Machine Learning

Unsupervised Learning / Anomaly Detection


6. Anomaly Detection Algorithm

Anomaly Detection (or Outlier Detection) is the process of identifying data points or events that deviate significantly from the expected pattern or normal behavior.

Types of Anomalies

  • Point Anomalies: A single instance is anomalous relative to the rest of the data (e.g., a huge credit card purchase).
  • Contextual Anomalies: Normal under some contexts but anomalous in others (e.g., buying a snow shovel in July).
  • Collective Anomalies: A collection of related data instances is anomalous, even if individual points are not (e.g., rapid sequential login attempts).

Detection Approaches

1. Statistical Methods (Z-Score)

Assumes normal data follows a Gaussian distribution.

Z = |(x - μ) / σ|

If Z > 3, the point is flagged as an anomaly.

2. Density-Based (DBSCAN)

Groups dense regions into clusters. Points are classified as Core, Border, or Noise.

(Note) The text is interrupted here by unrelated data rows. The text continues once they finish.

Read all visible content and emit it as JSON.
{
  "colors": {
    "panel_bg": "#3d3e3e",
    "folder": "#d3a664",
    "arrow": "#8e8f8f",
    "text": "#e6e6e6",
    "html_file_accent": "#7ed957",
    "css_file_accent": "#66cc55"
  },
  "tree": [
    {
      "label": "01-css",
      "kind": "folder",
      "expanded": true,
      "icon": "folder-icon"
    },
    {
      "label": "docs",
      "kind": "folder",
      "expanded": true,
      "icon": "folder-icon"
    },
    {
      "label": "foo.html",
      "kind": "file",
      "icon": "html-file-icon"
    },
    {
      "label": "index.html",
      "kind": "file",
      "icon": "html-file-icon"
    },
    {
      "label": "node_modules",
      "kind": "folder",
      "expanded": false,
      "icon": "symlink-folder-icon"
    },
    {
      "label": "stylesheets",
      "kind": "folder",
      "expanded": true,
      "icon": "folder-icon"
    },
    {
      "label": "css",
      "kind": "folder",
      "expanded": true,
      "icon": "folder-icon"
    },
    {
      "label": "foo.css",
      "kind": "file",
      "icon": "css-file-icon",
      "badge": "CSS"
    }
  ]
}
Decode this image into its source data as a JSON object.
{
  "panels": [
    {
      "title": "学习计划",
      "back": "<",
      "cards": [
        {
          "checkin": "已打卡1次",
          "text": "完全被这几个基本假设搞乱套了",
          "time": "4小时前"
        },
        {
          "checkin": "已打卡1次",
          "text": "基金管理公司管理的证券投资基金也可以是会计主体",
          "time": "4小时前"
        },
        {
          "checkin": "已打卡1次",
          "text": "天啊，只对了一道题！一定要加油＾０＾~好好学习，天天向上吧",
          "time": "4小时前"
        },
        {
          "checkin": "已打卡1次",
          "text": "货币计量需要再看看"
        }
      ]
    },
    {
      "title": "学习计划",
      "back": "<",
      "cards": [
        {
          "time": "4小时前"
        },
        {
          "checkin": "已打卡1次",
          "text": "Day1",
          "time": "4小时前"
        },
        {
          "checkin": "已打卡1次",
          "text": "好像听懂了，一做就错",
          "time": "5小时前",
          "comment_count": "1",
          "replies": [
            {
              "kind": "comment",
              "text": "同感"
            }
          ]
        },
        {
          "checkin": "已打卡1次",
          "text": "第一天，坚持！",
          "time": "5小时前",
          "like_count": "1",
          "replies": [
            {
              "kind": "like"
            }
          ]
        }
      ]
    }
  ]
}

Noise points (not within ε-radius of any core point) are anomalies.

3. Distance-Based (LOF - Local Outlier Factor)

Compares the local density of a point to the local densities of its neighbors. A point with a much lower density than its neighbors is an anomaly.

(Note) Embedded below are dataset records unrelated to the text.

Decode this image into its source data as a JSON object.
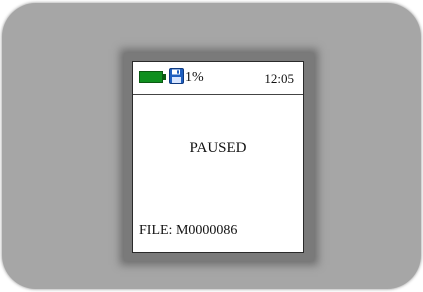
{
  "status_bar": {
    "battery_icon": "battery-icon",
    "battery_color": "#0f8f1f",
    "save_icon": "floppy-disk-icon",
    "save_icon_color": "#1f5fbf",
    "battery_percent": "1%",
    "time": "12:05"
  },
  "main": {
    "status_message": "PAUSED"
  },
  "footer": {
    "file_label": "FILE: M0000086"
  }
}
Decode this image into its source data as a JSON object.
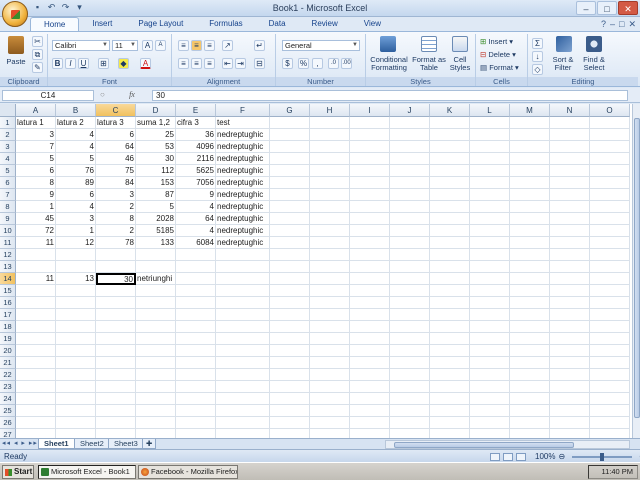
{
  "title": "Book1 - Microsoft Excel",
  "tabs": [
    "Home",
    "Insert",
    "Page Layout",
    "Formulas",
    "Data",
    "Review",
    "View"
  ],
  "ribbon": {
    "clipboard": {
      "label": "Clipboard",
      "paste": "Paste"
    },
    "font": {
      "label": "Font",
      "name": "Calibri",
      "size": "11"
    },
    "alignment": {
      "label": "Alignment"
    },
    "number": {
      "label": "Number",
      "format": "General"
    },
    "styles": {
      "label": "Styles",
      "conditional": "Conditional Formatting",
      "format_table": "Format as Table",
      "cell_styles": "Cell Styles"
    },
    "cells": {
      "label": "Cells",
      "insert": "Insert",
      "delete": "Delete",
      "format": "Format"
    },
    "editing": {
      "label": "Editing",
      "sort": "Sort & Filter",
      "find": "Find & Select"
    }
  },
  "formula_bar": {
    "name_box": "C14",
    "fx": "fx",
    "value": "30"
  },
  "columns": [
    "A",
    "B",
    "C",
    "D",
    "E",
    "F",
    "G",
    "H",
    "I",
    "J",
    "K",
    "L",
    "M",
    "N",
    "O"
  ],
  "selected_col": "C",
  "selected_row": 14,
  "rows": [
    [
      "latura 1",
      "latura 2",
      "latura 3",
      "suma 1,2",
      "cifra 3",
      "test"
    ],
    [
      "3",
      "4",
      "6",
      "25",
      "36",
      "nedreptughic"
    ],
    [
      "7",
      "4",
      "64",
      "53",
      "4096",
      "nedreptughic"
    ],
    [
      "5",
      "5",
      "46",
      "30",
      "2116",
      "nedreptughic"
    ],
    [
      "6",
      "76",
      "75",
      "112",
      "5625",
      "nedreptughic"
    ],
    [
      "8",
      "89",
      "84",
      "153",
      "7056",
      "nedreptughic"
    ],
    [
      "9",
      "6",
      "3",
      "87",
      "9",
      "nedreptughic"
    ],
    [
      "1",
      "4",
      "2",
      "5",
      "4",
      "nedreptughic"
    ],
    [
      "45",
      "3",
      "8",
      "2028",
      "64",
      "nedreptughic"
    ],
    [
      "72",
      "1",
      "2",
      "5185",
      "4",
      "nedreptughic"
    ],
    [
      "11",
      "12",
      "78",
      "133",
      "6084",
      "nedreptughic"
    ],
    [],
    [],
    [
      "11",
      "13",
      "30",
      "netriunghi"
    ],
    [],
    [],
    [],
    [],
    [],
    [],
    [],
    [],
    [],
    [],
    [],
    [],
    []
  ],
  "sheets": [
    "Sheet1",
    "Sheet2",
    "Sheet3"
  ],
  "active_sheet": "Sheet1",
  "status": {
    "ready": "Ready",
    "zoom": "100%"
  },
  "taskbar": {
    "start": "Start",
    "tasks": [
      "Microsoft Excel - Book1",
      "Facebook - Mozilla Firefox"
    ],
    "clock": "11:40 PM"
  }
}
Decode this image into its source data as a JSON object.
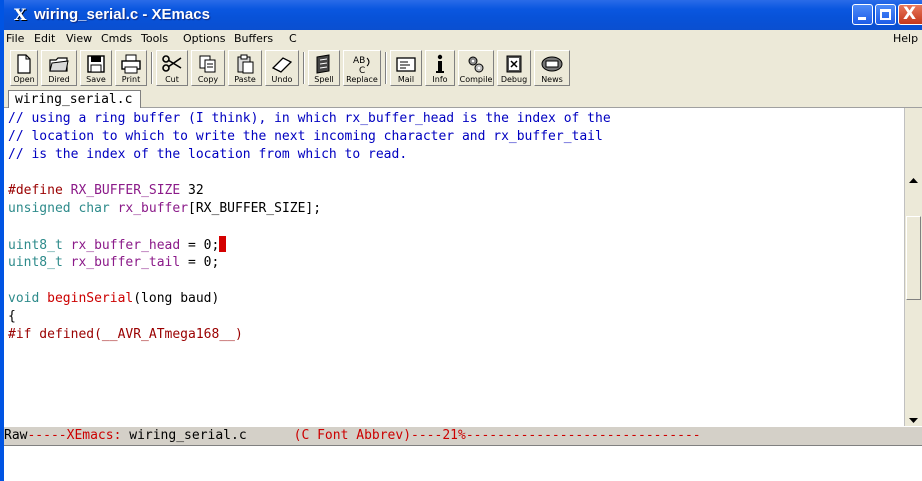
{
  "window": {
    "title": "wiring_serial.c - XEmacs",
    "app_icon": "X",
    "controls": {
      "minimize_icon": "minimize-icon",
      "maximize_icon": "maximize-icon",
      "close_glyph": "X"
    }
  },
  "menubar": {
    "items": [
      "File",
      "Edit",
      "View",
      "Cmds",
      "Tools",
      "Options",
      "Buffers",
      "C"
    ],
    "help": "Help"
  },
  "toolbar": {
    "buttons": [
      {
        "label": "Open",
        "icon": "new-file-icon"
      },
      {
        "label": "Dired",
        "icon": "folder-icon"
      },
      {
        "label": "Save",
        "icon": "floppy-icon"
      },
      {
        "label": "Print",
        "icon": "printer-icon"
      },
      {
        "label": "Cut",
        "icon": "scissors-icon"
      },
      {
        "label": "Copy",
        "icon": "copy-icon"
      },
      {
        "label": "Paste",
        "icon": "clipboard-icon"
      },
      {
        "label": "Undo",
        "icon": "eraser-icon"
      },
      {
        "label": "Spell",
        "icon": "spell-book-icon"
      },
      {
        "label": "Replace",
        "icon": "replace-icon"
      },
      {
        "label": "Mail",
        "icon": "mail-icon"
      },
      {
        "label": "Info",
        "icon": "info-icon"
      },
      {
        "label": "Compile",
        "icon": "gears-icon"
      },
      {
        "label": "Debug",
        "icon": "bug-icon"
      },
      {
        "label": "News",
        "icon": "news-icon"
      }
    ]
  },
  "buffer_tab": {
    "name": "wiring_serial.c"
  },
  "editor": {
    "lines": [
      [
        {
          "t": "// using a ring buffer (I think), in which rx_buffer_head is the index of the",
          "c": "comment"
        }
      ],
      [
        {
          "t": "// location to which to write the next incoming character and rx_buffer_tail",
          "c": "comment"
        }
      ],
      [
        {
          "t": "// is the index of the location from which to read.",
          "c": "comment"
        }
      ],
      [],
      [
        {
          "t": "#define ",
          "c": "pre"
        },
        {
          "t": "RX_BUFFER_SIZE",
          "c": "var"
        },
        {
          "t": " 32",
          "c": "plain"
        }
      ],
      [
        {
          "t": "unsigned char ",
          "c": "type"
        },
        {
          "t": "rx_buffer",
          "c": "var"
        },
        {
          "t": "[RX_BUFFER_SIZE];",
          "c": "plain"
        }
      ],
      [],
      [
        {
          "t": "uint8_t ",
          "c": "type"
        },
        {
          "t": "rx_buffer_head",
          "c": "var"
        },
        {
          "t": " = 0;",
          "c": "plain"
        },
        {
          "t": "",
          "c": "cursor"
        }
      ],
      [
        {
          "t": "uint8_t ",
          "c": "type"
        },
        {
          "t": "rx_buffer_tail",
          "c": "var"
        },
        {
          "t": " = 0;",
          "c": "plain"
        }
      ],
      [],
      [
        {
          "t": "void ",
          "c": "type"
        },
        {
          "t": "beginSerial",
          "c": "fn"
        },
        {
          "t": "(long baud)",
          "c": "plain"
        }
      ],
      [
        {
          "t": "{",
          "c": "plain"
        }
      ],
      [
        {
          "t": "#if defined(__AVR_ATmega168__)",
          "c": "pre"
        }
      ]
    ]
  },
  "modeline": {
    "segments": [
      {
        "t": "Raw",
        "c": "plain"
      },
      {
        "t": "-----",
        "c": "dash"
      },
      {
        "t": "XEmacs: ",
        "c": "mode"
      },
      {
        "t": "wiring_serial.c",
        "c": "bufname"
      },
      {
        "t": "      ",
        "c": "plain"
      },
      {
        "t": "(C Font Abbrev)",
        "c": "mode"
      },
      {
        "t": "----21%------------------------------",
        "c": "dash"
      }
    ]
  },
  "colors": {
    "titlebar": "#0a57e0",
    "comment": "#0000c0",
    "preprocessor": "#9a0000",
    "type": "#2e8b8b",
    "variable": "#8b1a89",
    "function": "#cc0000",
    "cursor": "#d40000"
  }
}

Machine Learning Approach: Isolation Forest

Isolation Forest is specifically designed for anomaly detection. It isolates anomalies rather than profiling normal points.

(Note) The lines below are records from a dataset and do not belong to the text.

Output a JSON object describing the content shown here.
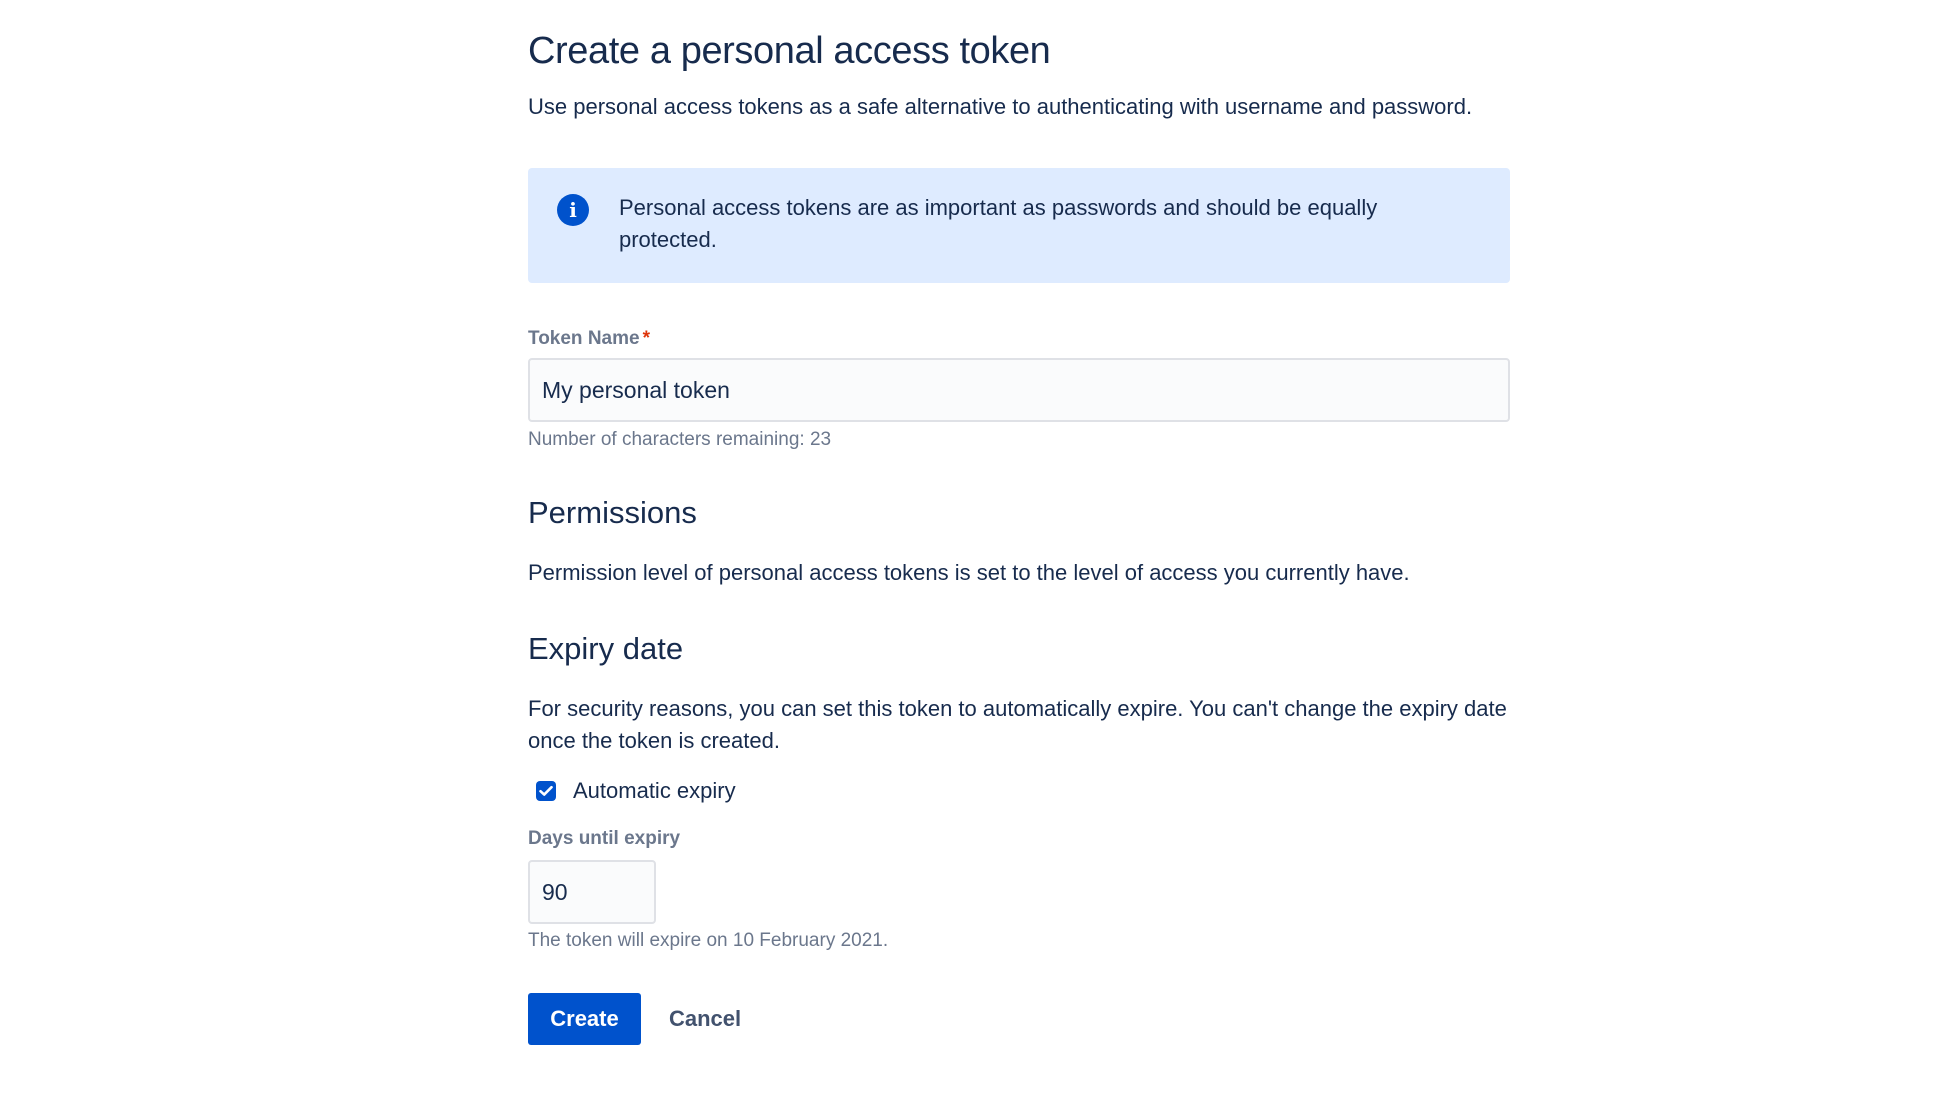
{
  "header": {
    "title": "Create a personal access token",
    "description": "Use personal access tokens as a safe alternative to authenticating with username and password."
  },
  "info_banner": {
    "icon": "info-icon",
    "icon_glyph": "i",
    "text": "Personal access tokens are as important as passwords and should be equally protected."
  },
  "token_name": {
    "label": "Token Name",
    "required_mark": "*",
    "value": "My personal token",
    "helper": "Number of characters remaining: 23"
  },
  "permissions": {
    "heading": "Permissions",
    "text": "Permission level of personal access tokens is set to the level of access you currently have."
  },
  "expiry": {
    "heading": "Expiry date",
    "text": "For security reasons, you can set this token to automatically expire. You can't change the expiry date once the token is created.",
    "automatic_label": "Automatic expiry",
    "automatic_checked": true,
    "days_label": "Days until expiry",
    "days_value": "90",
    "helper": "The token will expire on 10 February 2021."
  },
  "actions": {
    "create_label": "Create",
    "cancel_label": "Cancel"
  },
  "colors": {
    "primary": "#0052cc",
    "info_background": "#deebff",
    "text": "#172b4d",
    "subtle_text": "#6b778c",
    "required": "#de350b"
  }
}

  1. Build multiple random decision trees (isolation trees).
  2. At each node, randomly select a feature and a random split value between the min and max.
  3. Repeat until each point is isolated in its own leaf node.
The Core Logic

Because anomalies are rare and different, they require fewer splits to be isolated. Therefore, points with a shorter path length from the root to the leaf are scored as anomalies.